Defines functions .mean_pred light_breakdown.multiflashlight light_breakdown.flashlight light_breakdown.default light_breakdown

Documented in light_breakdown light_breakdown.default light_breakdown.flashlight light_breakdown.multiflashlight

#' Variable Contribution Breakdown for Single Observation
#'
#' Calculates sequential additive variable contributions (approximate SHAP) to
#' the prediction of a single observation, see Gosiewska and Biecek (see reference)
#' and the details below.
#'
#' The breakdown algorithm works as follows: First, the visit order
#' \eqn{(x_1, ..., x_m)} of the variables `v` is specified.
#' Then, in the query `data`, the column \eqn{x_1} is set to the value of \eqn{x_1}
#' of the single observation `new_obs` to be explained.
#' The change in the (weighted) average prediction on `data` measures the
#' contribution of \eqn{x_1} on the prediction of `new_obs`.
#' This procedure is iterated over all \eqn{x_i} until eventually, all rows
#' in `data` are identical to `new_obs`.
#'
#' A complication with this approach is that the visit order is relevant,
#' at least for non-additive models. Ideally, the algorithm could be repeated
#' for all possible permutations of `v` and its results averaged per variable.

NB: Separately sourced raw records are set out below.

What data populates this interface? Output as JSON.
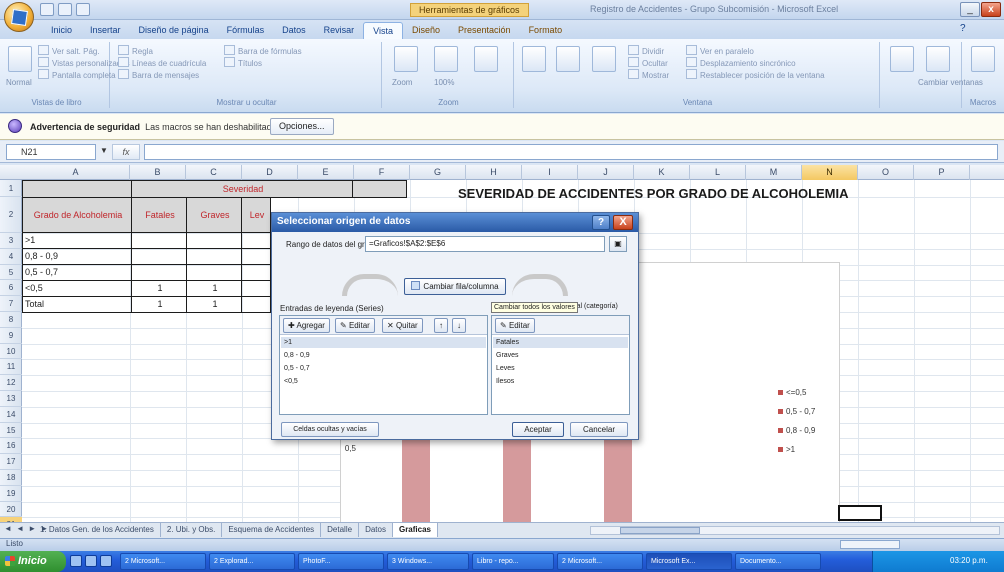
{
  "window": {
    "context_tab_title": "Herramientas de gráficos",
    "title": "Registro de Accidentes - Grupo Subcomisión - Microsoft Excel",
    "minimize": "_",
    "close": "x"
  },
  "ribbon": {
    "tabs": [
      "Inicio",
      "Insertar",
      "Diseño de página",
      "Fórmulas",
      "Datos",
      "Revisar",
      "Vista",
      "Diseño",
      "Presentación",
      "Formato"
    ],
    "active_tab": "Vista",
    "groups": {
      "views": "Vistas de libro",
      "show": "Mostrar u ocultar",
      "zoom": "Zoom",
      "window": "Ventana",
      "macros": "Macros"
    },
    "items": {
      "normal": "Normal",
      "page_layout": "Diseño de página",
      "page_break": "Ver salt. Pág.",
      "custom_views": "Vistas personalizadas",
      "full_screen": "Pantalla completa",
      "ruler": "Regla",
      "gridlines": "Líneas de cuadrícula",
      "message_bar": "Barra de mensajes",
      "formula_bar": "Barra de fórmulas",
      "headings": "Títulos",
      "zoom": "Zoom",
      "zoom100": "100%",
      "zoom_sel": "Ampliar selección",
      "new_window": "Nueva ventana",
      "arrange": "Organizar todo",
      "freeze": "Inmovilizar",
      "split": "Dividir",
      "hide": "Ocultar",
      "unhide": "Mostrar",
      "side_by_side": "Ver en paralelo",
      "sync_scroll": "Desplazamiento sincrónico",
      "reset_pos": "Restablecer posición de la ventana",
      "save_ws": "Guardar área de trabajo",
      "switch": "Cambiar ventanas",
      "macros": "Macros"
    }
  },
  "security": {
    "label": "Advertencia de seguridad",
    "message": "Las macros se han deshabilitado.",
    "options": "Opciones..."
  },
  "formula_bar": {
    "name_box": "N21",
    "fx": "fx",
    "value": ""
  },
  "grid": {
    "columns": [
      "A",
      "B",
      "C",
      "D",
      "E",
      "F",
      "G",
      "H",
      "I",
      "J",
      "K",
      "L",
      "M",
      "N",
      "O",
      "P"
    ],
    "rows": [
      "1",
      "2",
      "3",
      "4",
      "5",
      "6",
      "7",
      "8",
      "9",
      "10",
      "11",
      "12",
      "13",
      "14",
      "15",
      "16",
      "17",
      "18",
      "19",
      "20",
      "21"
    ],
    "selected_column": "N",
    "selected_row": "21"
  },
  "table": {
    "severity_header": "Severidad",
    "col_grado": "Grado de Alcoholemia",
    "col_fatales": "Fatales",
    "col_graves": "Graves",
    "col_leves": "Lev",
    "rows": [
      {
        "label": ">1",
        "fatales": "",
        "graves": ""
      },
      {
        "label": "0,8 - 0,9",
        "fatales": "",
        "graves": ""
      },
      {
        "label": "0,5 - 0,7",
        "fatales": "",
        "graves": ""
      },
      {
        "label": "<0,5",
        "fatales": "1",
        "graves": "1"
      },
      {
        "label": "Total",
        "fatales": "1",
        "graves": "1"
      }
    ]
  },
  "chart": {
    "title": "SEVERIDAD DE ACCIDENTES POR GRADO DE ALCOHOLEMIA",
    "legend": [
      "<=0,5",
      "0,5 - 0,7",
      "0,8 - 0,9",
      ">1"
    ],
    "legend_colors": [
      "#c0504d",
      "#c0504d",
      "#c0504d",
      "#c0504d"
    ]
  },
  "chart_data": {
    "type": "bar",
    "title": "SEVERIDAD DE ACCIDENTES POR GRADO DE ALCOHOLEMIA",
    "y_ticks": [
      "1",
      "0,5"
    ],
    "legend_entries": [
      "<=0,5",
      "0,5 - 0,7",
      "0,8 - 0,9",
      ">1"
    ],
    "ylim": [
      0,
      1.5
    ],
    "values": [
      1,
      1,
      1
    ],
    "bar_color": "#d59a9c"
  },
  "dialog": {
    "title": "Seleccionar origen de datos",
    "help": "?",
    "close": "X",
    "range_label": "Rango de datos del gráfico:",
    "range_value": "=Graficos!$A$2:$E$6",
    "switch_label": "Cambiar fila/columna",
    "legend_label": "Entradas de leyenda (Series)",
    "axis_label": "Etiquetas del eje horizontal (categoría)",
    "tooltip": "Cambiar todos los valores",
    "add": "Agregar",
    "edit": "Editar",
    "remove": "Quitar",
    "up": "↑",
    "down": "↓",
    "edit_axis": "Editar",
    "series": [
      ">1",
      "0,8 - 0,9",
      "0,5 - 0,7",
      "<0,5"
    ],
    "categories": [
      "Fatales",
      "Graves",
      "Leves",
      "Ilesos"
    ],
    "hidden_button": "Celdas ocultas y vacías",
    "ok": "Aceptar",
    "cancel": "Cancelar"
  },
  "sheets": {
    "nav": "◄ ◄ ► ►",
    "tabs": [
      "1. Datos Gen. de los Accidentes",
      "2. Ubi. y Obs.",
      "Esquema de Accidentes",
      "Detalle",
      "Datos",
      "Graficas"
    ],
    "active": "Graficas"
  },
  "status": {
    "text": "Listo"
  },
  "taskbar": {
    "start": "Inicio",
    "tasks": [
      "2 Microsoft...",
      "2 Explorad...",
      "PhotoF...",
      "3 Windows...",
      "Libro - repo...",
      "2 Microsoft...",
      "Microsoft Ex...",
      "Documento..."
    ],
    "clock": "03:20 p.m."
  }
}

#' This is basically what SHAP values do, see the reference below for an explanation.
#' Unfortunately, there is no efficient way to do this in a model agnostic way.
#'
#' We offer two visit strategies to approximate SHAP:
#' 1. "importance": Using the short-cut described in the reference below:
#' The variables are sorted by the size of their contribution in the same way as the
#' breakdown algorithm but without iteration, i.e., starting from the original query
#' data for each variable \eqn{x_i}.
#' 2. "permutation": Averages contributions from a small number of random permutations
#' of `v`.
#'
#' Note that the minimum required elements in the (multi-)flashlight are a
#' "predict_function", "model", and "data". The latter can also directly be passed to
#' [light_breakdown()]. Note that by default, no retransformation function is applied.
#'
#' @param x An object of class "flashlight" or "multiflashlight".
#' @param new_obs One single new observation to calculate variable attribution for.

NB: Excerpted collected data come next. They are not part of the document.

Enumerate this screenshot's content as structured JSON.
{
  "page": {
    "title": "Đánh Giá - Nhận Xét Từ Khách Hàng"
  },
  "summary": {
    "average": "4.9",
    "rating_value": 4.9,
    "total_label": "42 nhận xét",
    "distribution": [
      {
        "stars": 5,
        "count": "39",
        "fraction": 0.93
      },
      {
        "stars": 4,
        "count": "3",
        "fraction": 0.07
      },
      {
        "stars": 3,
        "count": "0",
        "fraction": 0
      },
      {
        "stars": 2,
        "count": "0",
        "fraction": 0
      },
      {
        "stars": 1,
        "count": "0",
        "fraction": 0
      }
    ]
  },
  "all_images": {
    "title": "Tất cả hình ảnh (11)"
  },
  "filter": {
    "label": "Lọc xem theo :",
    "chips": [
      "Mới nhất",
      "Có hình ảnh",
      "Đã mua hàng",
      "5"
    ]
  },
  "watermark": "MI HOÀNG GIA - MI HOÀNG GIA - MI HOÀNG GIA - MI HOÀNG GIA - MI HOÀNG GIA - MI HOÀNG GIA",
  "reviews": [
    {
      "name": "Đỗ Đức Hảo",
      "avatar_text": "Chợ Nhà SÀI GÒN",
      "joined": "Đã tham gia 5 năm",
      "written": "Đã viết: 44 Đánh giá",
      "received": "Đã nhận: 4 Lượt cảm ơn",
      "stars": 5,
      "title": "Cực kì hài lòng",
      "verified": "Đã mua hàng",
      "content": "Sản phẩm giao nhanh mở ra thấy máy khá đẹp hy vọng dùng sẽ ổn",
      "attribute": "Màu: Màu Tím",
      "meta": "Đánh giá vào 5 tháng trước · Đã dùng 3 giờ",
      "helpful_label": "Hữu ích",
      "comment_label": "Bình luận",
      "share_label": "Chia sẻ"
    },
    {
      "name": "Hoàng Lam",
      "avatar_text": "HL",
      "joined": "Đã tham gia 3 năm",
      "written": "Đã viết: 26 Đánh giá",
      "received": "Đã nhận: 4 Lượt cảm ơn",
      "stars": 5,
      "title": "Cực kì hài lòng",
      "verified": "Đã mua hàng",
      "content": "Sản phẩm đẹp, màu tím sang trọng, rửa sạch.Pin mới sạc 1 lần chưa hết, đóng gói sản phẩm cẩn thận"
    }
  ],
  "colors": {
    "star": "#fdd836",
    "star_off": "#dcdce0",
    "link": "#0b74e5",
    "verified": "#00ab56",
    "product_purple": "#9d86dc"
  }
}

#'   Needs to be a `data.frame` of same structure as `data`.
#' @param data An optional `data.frame`.
#' @param by An optional vector of column names used to filter `data`
#'   for rows with equal values in "by" variables as `new_obs`.
#' @param v Vector of variable names to assess contribution for.
#'   Defaults to all except those specified by "y", "w" and "by".
#' @param visit_strategy In what sequence should variables be visited?
#'   By "importance", by `n_perm` "permutation" or as "v" (see Details).
#' @param n_max Maximum number of rows in `data` to consider in the reference data.
#'   Set to lower value if `data` is large.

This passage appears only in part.